J’admire que jamais Falkland ne devienne un traître de mélodrame. Tout au contraire, il peut protester à la fin du roman qu’il n’a jamais fait défaut à Caleb, qu’il lui a porté des secours en prison, qu’il a, au moment crucial, abandonné les charges contre lui. Or la terrible vigilance de ce persécuteur aux mains blanches, qui empêche Caleb de s’établir en aucun endroit, qui lui interdit même de s’expatrier et lui assigne l’Angleterre comme une prison à ciel ouvert, apparaît comme infiniment plus monstrueuse que les exactions d’un traître gothique qui séquestrerait sa victime dans quelque souterrain. En cela, Caleb Williams annonce Kafka, ainsi que la littérature anti-utopique du XXe siècle.
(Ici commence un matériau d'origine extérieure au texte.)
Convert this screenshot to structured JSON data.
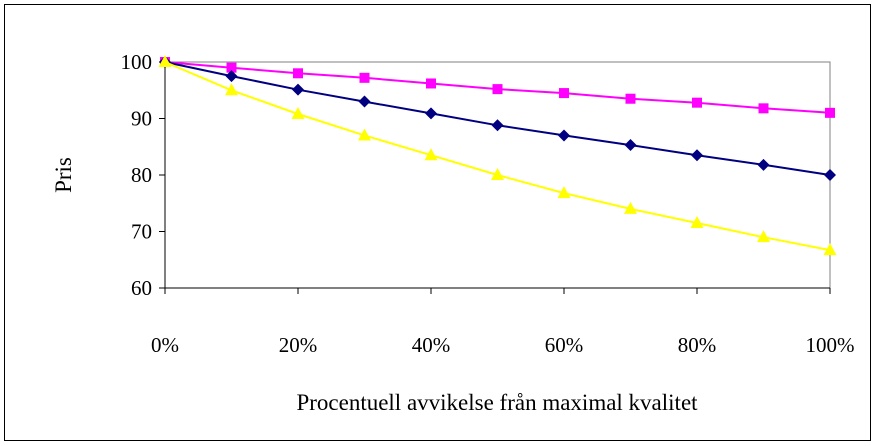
{
  "chart_data": {
    "type": "line",
    "title": "",
    "xlabel": "Procentuell avvikelse från maximal kvalitet",
    "ylabel": "Pris",
    "x": [
      0,
      10,
      20,
      30,
      40,
      50,
      60,
      70,
      80,
      90,
      100
    ],
    "xlim": [
      0,
      100
    ],
    "ylim": [
      60,
      100
    ],
    "x_ticks": [
      0,
      20,
      40,
      60,
      80,
      100
    ],
    "x_tick_labels": [
      "0%",
      "20%",
      "40%",
      "60%",
      "80%",
      "100%"
    ],
    "y_ticks": [
      60,
      70,
      80,
      90,
      100
    ],
    "y_tick_labels": [
      "60",
      "70",
      "80",
      "90",
      "100"
    ],
    "grid": false,
    "legend": "none",
    "plot_background": "#ffffff",
    "series": [
      {
        "color": "#ff00ff",
        "marker": "square",
        "values": [
          100,
          99,
          98,
          97.2,
          96.2,
          95.2,
          94.5,
          93.5,
          92.8,
          91.8,
          91
        ]
      },
      {
        "color": "#000080",
        "marker": "diamond",
        "values": [
          100,
          97.5,
          95.1,
          93,
          90.9,
          88.8,
          87,
          85.3,
          83.5,
          81.8,
          80
        ]
      },
      {
        "color": "#ffff00",
        "marker": "triangle",
        "values": [
          100,
          95,
          90.8,
          87,
          83.5,
          80,
          76.8,
          74,
          71.5,
          69,
          66.7
        ]
      }
    ]
  }
}
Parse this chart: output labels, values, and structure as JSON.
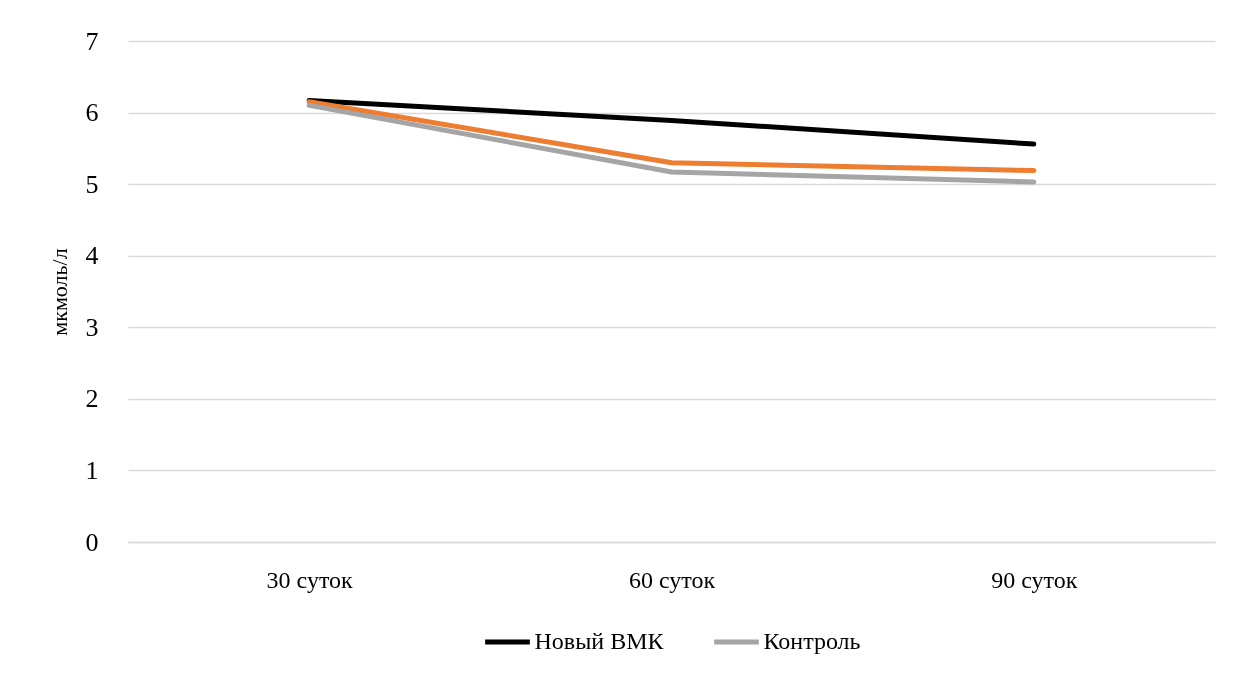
{
  "chart_data": {
    "type": "line",
    "ylabel": "мкмоль/л",
    "categories": [
      "30 суток",
      "60 суток",
      "90 суток"
    ],
    "series": [
      {
        "name": "Новый ВМК",
        "color": "#000000",
        "values": [
          6.17,
          5.89,
          5.56
        ]
      },
      {
        "color": "#ed7d31",
        "values": [
          6.15,
          5.3,
          5.19
        ]
      },
      {
        "name": "Контроль",
        "color": "#a5a5a5",
        "values": [
          6.1,
          5.17,
          5.03
        ]
      }
    ],
    "ylim": [
      0,
      7
    ],
    "yticks": [
      0,
      1,
      2,
      3,
      4,
      5,
      6,
      7
    ],
    "grid": "y",
    "legend": "bottom",
    "line_style": "solid"
  }
}
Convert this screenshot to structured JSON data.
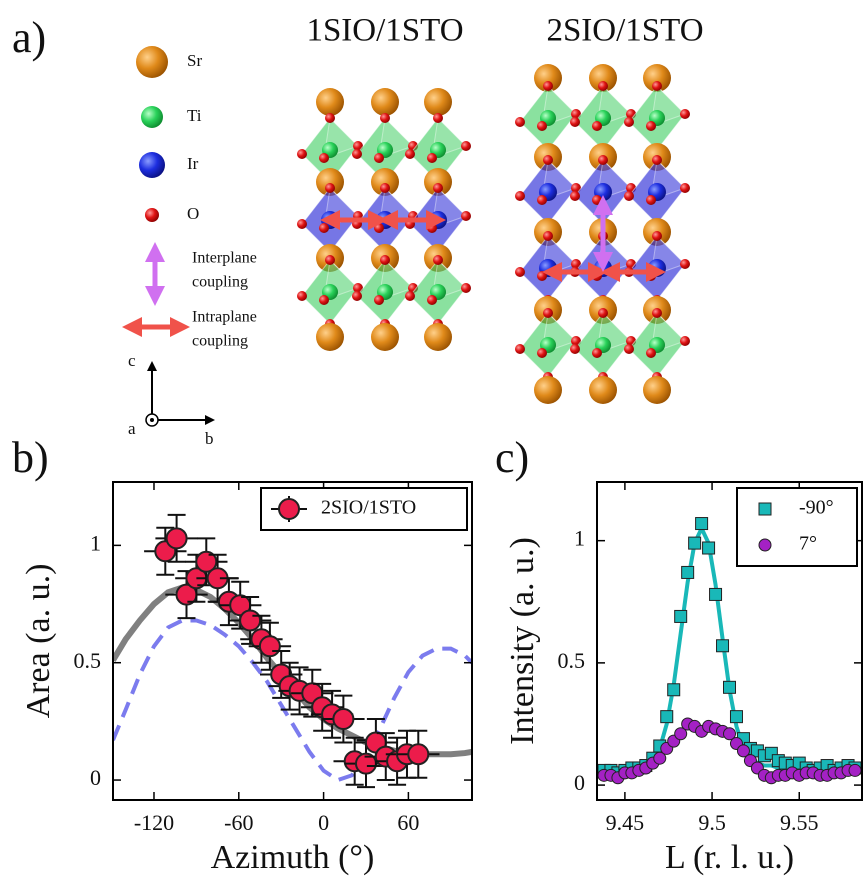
{
  "panels": {
    "a": "a)",
    "b": "b)",
    "c": "c)"
  },
  "structure": {
    "titles": [
      "1SIO/1STO",
      "2SIO/1STO"
    ],
    "title_colors": [
      "#3a35e6",
      "#ee3b3b"
    ],
    "atoms": [
      "Sr",
      "Ti",
      "Ir",
      "O"
    ],
    "interplane": [
      "Interplane",
      "coupling"
    ],
    "intraplane": [
      "Intraplane",
      "coupling"
    ],
    "axes": [
      "c",
      "a",
      "b"
    ]
  },
  "chart_data": [
    {
      "type": "scatter",
      "xlabel": "Azimuth (°)",
      "ylabel": "Area (a. u.)",
      "xlim": [
        -149,
        105
      ],
      "ylim": [
        -0.085,
        1.27
      ],
      "xticks": [
        -120,
        -60,
        0,
        60
      ],
      "yticks": [
        0,
        0.5,
        1
      ],
      "legend": "upper right",
      "yerr": 0.1,
      "xerr": 15,
      "series": [
        {
          "mode": "line",
          "style": "solid",
          "color": "#808080",
          "x": [
            -149,
            -140,
            -130,
            -120,
            -110,
            -100,
            -90,
            -80,
            -70,
            -60,
            -50,
            -40,
            -30,
            -20,
            -10,
            0,
            10,
            20,
            30,
            40,
            50,
            60,
            70,
            80,
            90,
            100,
            105
          ],
          "values": [
            0.51,
            0.6,
            0.68,
            0.75,
            0.8,
            0.82,
            0.81,
            0.78,
            0.73,
            0.67,
            0.6,
            0.52,
            0.45,
            0.38,
            0.31,
            0.26,
            0.22,
            0.19,
            0.16,
            0.14,
            0.125,
            0.115,
            0.11,
            0.11,
            0.11,
            0.115,
            0.12
          ]
        },
        {
          "mode": "line",
          "style": "dashed",
          "color": "#7b7bee",
          "x": [
            -149,
            -140,
            -130,
            -120,
            -110,
            -100,
            -90,
            -80,
            -70,
            -60,
            -50,
            -40,
            -30,
            -20,
            -10,
            0,
            10,
            20,
            30,
            40,
            50,
            60,
            70,
            80,
            90,
            100,
            105
          ],
          "values": [
            0.17,
            0.3,
            0.45,
            0.57,
            0.65,
            0.68,
            0.68,
            0.66,
            0.62,
            0.57,
            0.5,
            0.42,
            0.32,
            0.22,
            0.12,
            0.04,
            0.0,
            0.02,
            0.1,
            0.22,
            0.35,
            0.46,
            0.53,
            0.56,
            0.56,
            0.53,
            0.5
          ]
        },
        {
          "name": "2SIO/1STO",
          "mode": "points",
          "marker": "circle",
          "errorbars": true,
          "color": "#ec1c4b",
          "x": [
            -112,
            -104,
            -97,
            -90,
            -83,
            -75,
            -67,
            -59,
            -52,
            -44,
            -38,
            -30,
            -24,
            -17,
            -8,
            -1,
            6,
            14,
            22,
            30,
            37,
            44,
            52,
            59,
            67
          ],
          "values": [
            0.975,
            1.03,
            0.79,
            0.86,
            0.93,
            0.86,
            0.76,
            0.745,
            0.68,
            0.6,
            0.57,
            0.45,
            0.4,
            0.38,
            0.37,
            0.31,
            0.28,
            0.26,
            0.08,
            0.07,
            0.16,
            0.1,
            0.08,
            0.11,
            0.11
          ]
        }
      ]
    },
    {
      "type": "scatter",
      "xlabel": "L (r. l. u.)",
      "ylabel": "Intensity (a. u.)",
      "xlim": [
        9.434,
        9.586
      ],
      "ylim": [
        -0.061,
        1.24
      ],
      "xticks": [
        9.45,
        9.5,
        9.55
      ],
      "yticks": [
        0,
        0.5,
        1
      ],
      "legend": "upper right",
      "series": [
        {
          "mode": "line",
          "style": "solid",
          "color": "#19b8b8",
          "x": [
            9.438,
            9.442,
            9.446,
            9.45,
            9.454,
            9.458,
            9.462,
            9.466,
            9.47,
            9.474,
            9.478,
            9.482,
            9.486,
            9.49,
            9.494,
            9.498,
            9.502,
            9.506,
            9.51,
            9.514,
            9.518,
            9.522,
            9.526,
            9.53,
            9.534,
            9.538,
            9.542,
            9.546,
            9.55,
            9.554,
            9.558,
            9.562,
            9.566,
            9.57,
            9.574,
            9.578,
            9.582
          ],
          "values": [
            0.05,
            0.05,
            0.05,
            0.05,
            0.06,
            0.06,
            0.07,
            0.1,
            0.15,
            0.25,
            0.41,
            0.62,
            0.83,
            0.99,
            1.05,
            0.99,
            0.82,
            0.6,
            0.39,
            0.24,
            0.15,
            0.11,
            0.09,
            0.08,
            0.08,
            0.07,
            0.07,
            0.07,
            0.07,
            0.07,
            0.07,
            0.07,
            0.07,
            0.07,
            0.07,
            0.07,
            0.07
          ]
        },
        {
          "name": "-90°",
          "mode": "points",
          "marker": "square",
          "color": "#19b8b8",
          "x": [
            9.438,
            9.442,
            9.446,
            9.45,
            9.454,
            9.458,
            9.462,
            9.466,
            9.47,
            9.474,
            9.478,
            9.482,
            9.486,
            9.49,
            9.494,
            9.498,
            9.502,
            9.506,
            9.51,
            9.514,
            9.518,
            9.522,
            9.526,
            9.53,
            9.534,
            9.538,
            9.542,
            9.546,
            9.55,
            9.554,
            9.558,
            9.562,
            9.566,
            9.57,
            9.574,
            9.578,
            9.582
          ],
          "values": [
            0.06,
            0.06,
            0.05,
            0.06,
            0.07,
            0.07,
            0.08,
            0.11,
            0.16,
            0.28,
            0.39,
            0.69,
            0.87,
            0.99,
            1.07,
            0.97,
            0.78,
            0.57,
            0.4,
            0.28,
            0.19,
            0.15,
            0.14,
            0.12,
            0.13,
            0.1,
            0.09,
            0.08,
            0.09,
            0.07,
            0.06,
            0.07,
            0.08,
            0.06,
            0.07,
            0.08,
            0.07
          ]
        },
        {
          "name": "7°",
          "mode": "points",
          "marker": "circle",
          "color": "#a421c4",
          "x": [
            9.438,
            9.442,
            9.446,
            9.45,
            9.454,
            9.458,
            9.462,
            9.466,
            9.47,
            9.474,
            9.478,
            9.482,
            9.486,
            9.49,
            9.494,
            9.498,
            9.502,
            9.506,
            9.51,
            9.514,
            9.518,
            9.522,
            9.526,
            9.53,
            9.534,
            9.538,
            9.542,
            9.546,
            9.55,
            9.554,
            9.558,
            9.562,
            9.566,
            9.57,
            9.574,
            9.578,
            9.582
          ],
          "values": [
            0.04,
            0.04,
            0.03,
            0.05,
            0.05,
            0.06,
            0.07,
            0.09,
            0.11,
            0.15,
            0.18,
            0.21,
            0.25,
            0.24,
            0.22,
            0.24,
            0.23,
            0.22,
            0.21,
            0.17,
            0.14,
            0.1,
            0.07,
            0.04,
            0.03,
            0.04,
            0.04,
            0.05,
            0.04,
            0.05,
            0.05,
            0.04,
            0.04,
            0.05,
            0.05,
            0.06,
            0.06
          ]
        }
      ]
    }
  ]
}
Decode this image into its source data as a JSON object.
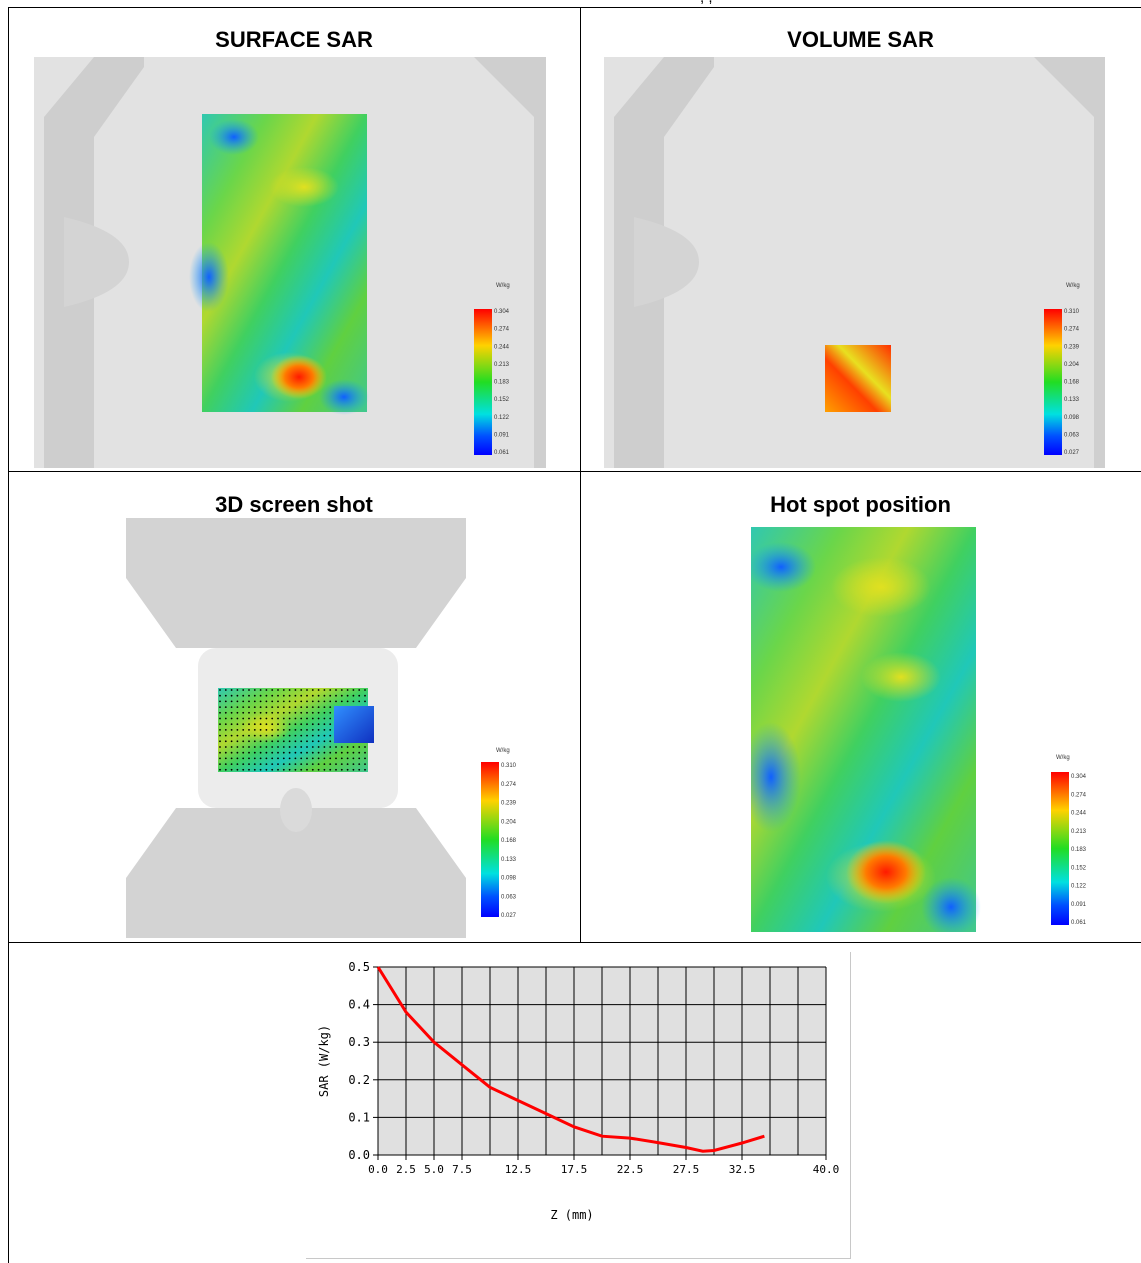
{
  "caption_fragment": ", , ",
  "panels": {
    "surface_sar": {
      "title": "SURFACE SAR",
      "legend_unit": "W/kg",
      "legend_ticks": [
        "0.304",
        "0.274",
        "0.244",
        "0.213",
        "0.183",
        "0.152",
        "0.122",
        "0.091",
        "0.061"
      ]
    },
    "volume_sar": {
      "title": "VOLUME SAR",
      "legend_unit": "W/kg",
      "legend_ticks": [
        "0.310",
        "0.274",
        "0.239",
        "0.204",
        "0.168",
        "0.133",
        "0.098",
        "0.063",
        "0.027"
      ]
    },
    "screenshot_3d": {
      "title": "3D screen shot",
      "legend_unit": "W/kg",
      "legend_ticks": [
        "0.310",
        "0.274",
        "0.239",
        "0.204",
        "0.168",
        "0.133",
        "0.098",
        "0.063",
        "0.027"
      ]
    },
    "hot_spot": {
      "title": "Hot spot position",
      "legend_unit": "W/kg",
      "legend_ticks": [
        "0.304",
        "0.274",
        "0.244",
        "0.213",
        "0.183",
        "0.152",
        "0.122",
        "0.091",
        "0.061"
      ]
    }
  },
  "colors": {
    "line": "#ff0000",
    "plot_bg": "#e0e0e0",
    "phantom": "#d9d9d9"
  },
  "chart_data": {
    "type": "line",
    "xlabel": "Z (mm)",
    "ylabel": "SAR (W/kg)",
    "xlim": [
      0,
      40
    ],
    "ylim": [
      0,
      0.5
    ],
    "x_ticks": [
      "0.0",
      "2.5",
      "5.0",
      "7.5",
      "12.5",
      "17.5",
      "22.5",
      "27.5",
      "32.5",
      "40.0"
    ],
    "x_tick_values": [
      0,
      2.5,
      5,
      7.5,
      12.5,
      17.5,
      22.5,
      27.5,
      32.5,
      40
    ],
    "y_ticks": [
      "0.0",
      "0.1",
      "0.2",
      "0.3",
      "0.4",
      "0.5"
    ],
    "y_tick_values": [
      0,
      0.1,
      0.2,
      0.3,
      0.4,
      0.5
    ],
    "grid": true,
    "series": [
      {
        "x": [
          0,
          2.5,
          5,
          7.5,
          10,
          12.5,
          15,
          17.5,
          20,
          22.5,
          25,
          27.5,
          29,
          30,
          32.5,
          34.5
        ],
        "y": [
          0.5,
          0.38,
          0.3,
          0.24,
          0.18,
          0.145,
          0.11,
          0.075,
          0.05,
          0.045,
          0.033,
          0.02,
          0.01,
          0.012,
          0.032,
          0.05
        ]
      }
    ]
  }
}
Il n’est pas si étrange que ce roman de la culpabilité (celle de Caleb, trop curieux des secrets de son maître) ait mérité à son propre auteur le sort de son personnage. Godwin livre dans la préface à la Standard Edition de ses romans l’anecdote de la lecture de son manuscrit par un ami proche (son secrétaire) qui ne lui rendit que pour être fidèle à sa parole, mais lui affirma qu’il avait été tenté de le brûler. De fait, il il y a quelque chose de délibérément blasphématoire dans le portrait de Falkland qui est, aux yeux de Caleb, un être surhumain, paré de toutes les vertus, mais qui choisit de le persécuter pour l’unique raison que Caleb veut quitter son service, et qui ensuite le voit partout « avec l'œil de l’omniscience », et a tout pouvoir sur lui. Godwin avoue du reste s’être inspiré d’ouvrages de théologie morale tels que God’s Revenge Against Murder.
Mieux déguisée peut-être pour ses premiers lecteurs, en une époque où l’attendrissement faisait partie des mœurs, est l’ambiguïté de la relation entre Caleb et Falkland, ambiguïté que Godwin lève dans la même préface lorsqu’il fait allusion au conte de Perrault La Barbe bleue, en notant que Falkland est la Barbe Bleue, qui cache de grands crimes, et que Caleb, dont la curiosité sera fatale, est sa femme.

13 décembre. — Le morceau qui sert de générique au festival de Cannes est, comme le savent tous les cinéphiles, « Aquarium », tiré du Carnaval des animaux de Saint-Saens. C’est assez bien vu, car il y a bien dans la fascination d’un spectateur pour un film quelque chose qui relève de l’immersion, du vase clos et aussi du poissonneux (les yeux fixes, la bouche béante). — Mais je lis sur la Toile que Gilles Jacob, président du festival, s’imaginait choisir comme générique du festival une musique d’Ennio Morricone pour le film Days of Heaven de Terrence Malick, ignorant tout de Saint-Saens et du Carnaval des animaux, que connaissent pourtant tous les collégiens de France.

15 décembre. — Il ne faut pas demander au malheureux écrivain ce que signifient les mots qu’il emploie, ni même d’où il les tire. J’ai baptisé il y a vingt-cinq ans mon fanzine The Adamantine. En français, cela donne L’Adamantine. Pour commencer, je ne suis pas bien sûr que le mot soit un substantif en français. Il n’est un substantif en anglais que d’extrême justesse, parce qu’adamantine désigne une variété de la pierre qu’on appelle en forme longue adamantine spar, autrement dit une variété de corundum, qui est notre corindon. Cependant la plupart des dictionnaires d’anglais donnent adamantine seulement comme un adjectif, qui signifie « fait de — ou ayant les qualité du — diamant, en particulier la dureté et l’éclat ». En second lieu, même en acceptant qu’adamantine soit un substantif en français, j’ignore son genre. L’une des rubriques de ma feuille s’intitule « L’Adamantine artistique et mondain ». Faut-il mondaine ? Je n’en sais pas plus là-dessus qu’un autre. (On me fera certainement la remarque que presque tous les mots du lexique français qui finissent en ine sont du genre féminin. Mais justement, les noms des minéraux font exception. On dit le platine.)